Saturday, 5 December 2009

Lesser Spotted Ulster

Next Tuesday night on Lesser Spotted Ulster on UTV Joe Mahon continues his exploration of the Ulster countryside with a visit to the homeland of W F Marshall, the Bard of Tyrone.

Rev William Forbes Marshall was a Presbyterian minister, poet, author and historian.  He had a deep affection for his native county of Tyrone and was also a fervent unionist and Ulsterman.

He died in January 1959 but the 50th anniversary of his death passed almost unnoticed.  There were no television programmes or festivals to mark the occasion and there were only one or two newspaper articles.  It is important that Marshall and his work are not forgotten.

The following poem is one of his political poems and it appeared in the Northern Whig on the day that the Ulster covenant was signed in September 1912:

The Blue Banner 

Firm-leagued we face the future, tho’ the road be dark and steep,
The road that leads to honour is the lonely road we keep,
And, though all the world forsake us, this is the course we hold,
The course our fathers followed in the Cov’nant days of old.

We fain would look for comfort to the land from whence we came,
Where still abide our kith and kin and clansmen of our name.
Where lives were deemed of small account by valiant men and true,
For Christ, His Crown, His Cov’nant and the war-worn folds of blue.

Long years have been and faded since the old-time banner waved,
See!
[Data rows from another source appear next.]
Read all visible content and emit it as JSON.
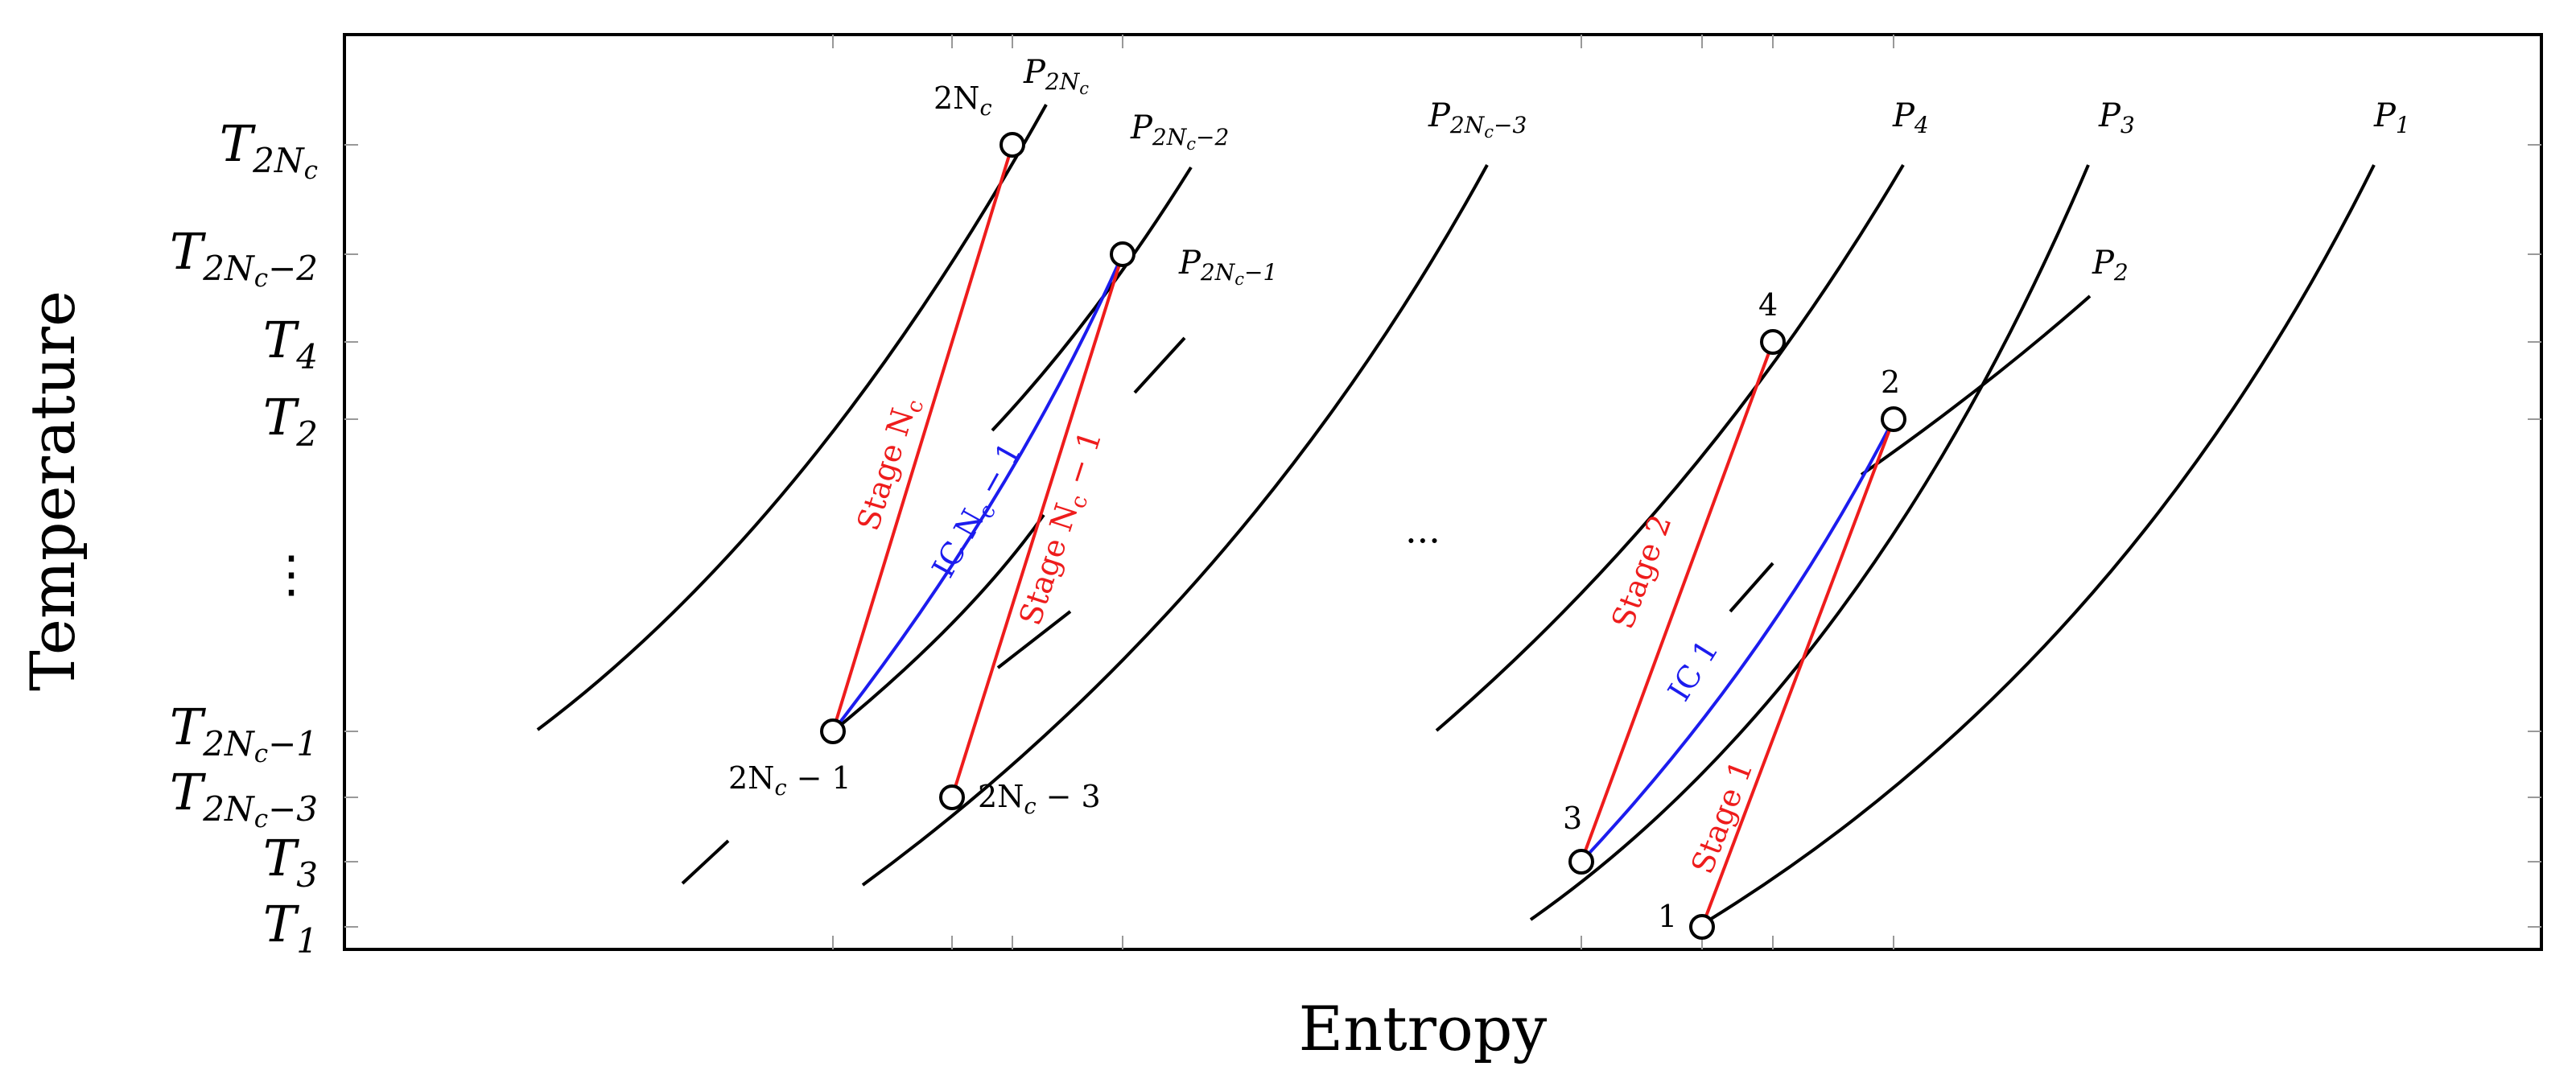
{
  "axes": {
    "x_title": "Entropy",
    "y_title": "Temperature"
  },
  "y_ticks": [
    {
      "main": "T",
      "sub": "2N",
      "subsub": "c",
      "tail": ""
    },
    {
      "main": "T",
      "sub": "2N",
      "subsub": "c",
      "tail": "−2"
    },
    {
      "main": "T",
      "sub": "4",
      "subsub": "",
      "tail": ""
    },
    {
      "main": "T",
      "sub": "2",
      "subsub": "",
      "tail": ""
    },
    {
      "main": "⋮",
      "sub": "",
      "subsub": "",
      "tail": ""
    },
    {
      "main": "T",
      "sub": "2N",
      "subsub": "c",
      "tail": "−1"
    },
    {
      "main": "T",
      "sub": "2N",
      "subsub": "c",
      "tail": "−3"
    },
    {
      "main": "T",
      "sub": "3",
      "subsub": "",
      "tail": ""
    },
    {
      "main": "T",
      "sub": "1",
      "subsub": "",
      "tail": ""
    }
  ],
  "isobars": [
    {
      "main": "P",
      "sub": "2N",
      "subsub": "c",
      "tail": ""
    },
    {
      "main": "P",
      "sub": "2N",
      "subsub": "c",
      "tail": "−2"
    },
    {
      "main": "P",
      "sub": "2N",
      "subsub": "c",
      "tail": "−1"
    },
    {
      "main": "P",
      "sub": "2N",
      "subsub": "c",
      "tail": "−3"
    },
    {
      "main": "P",
      "sub": "4",
      "subsub": "",
      "tail": ""
    },
    {
      "main": "P",
      "sub": "3",
      "subsub": "",
      "tail": ""
    },
    {
      "main": "P",
      "sub": "2",
      "subsub": "",
      "tail": ""
    },
    {
      "main": "P",
      "sub": "1",
      "subsub": "",
      "tail": ""
    }
  ],
  "states": {
    "s1": "1",
    "s2": "2",
    "s3": "3",
    "s4": "4",
    "s2nc": {
      "main": "2N",
      "sub": "c",
      "tail": ""
    },
    "s2nc_minus1": {
      "main": "2N",
      "sub": "c",
      "tail": " − 1"
    },
    "s2nc_minus3": {
      "main": "2N",
      "sub": "c",
      "tail": " − 3"
    }
  },
  "processes": {
    "stage1": "Stage 1",
    "stage2": "Stage 2",
    "ic1": "IC 1",
    "stage_nc": {
      "main": "Stage N",
      "sub": "c",
      "tail": ""
    },
    "stage_nc_minus1": {
      "main": "Stage N",
      "sub": "c",
      "tail": " − 1"
    },
    "ic_nc_minus1": {
      "main": "IC N",
      "sub": "c",
      "tail": " − 1"
    }
  },
  "ellipsis": "···",
  "colors": {
    "compression": "#ee1c1c",
    "intercooling": "#1c1cee",
    "isobar": "#000000"
  }
}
How it flashes once again ere dangers must be braved,
The Cov’nant oath we now will swear that Britain may be told,
We stand for faith and freedom and the memories of old. 

For all they died for gladly in the homeland o’er the sea,
For blood-won rights that still are ours as Ulsterborn and free,
For the land we came to dwell in, and the martyr’s faith we hold -
God grant we be as leal to these as were the men of old!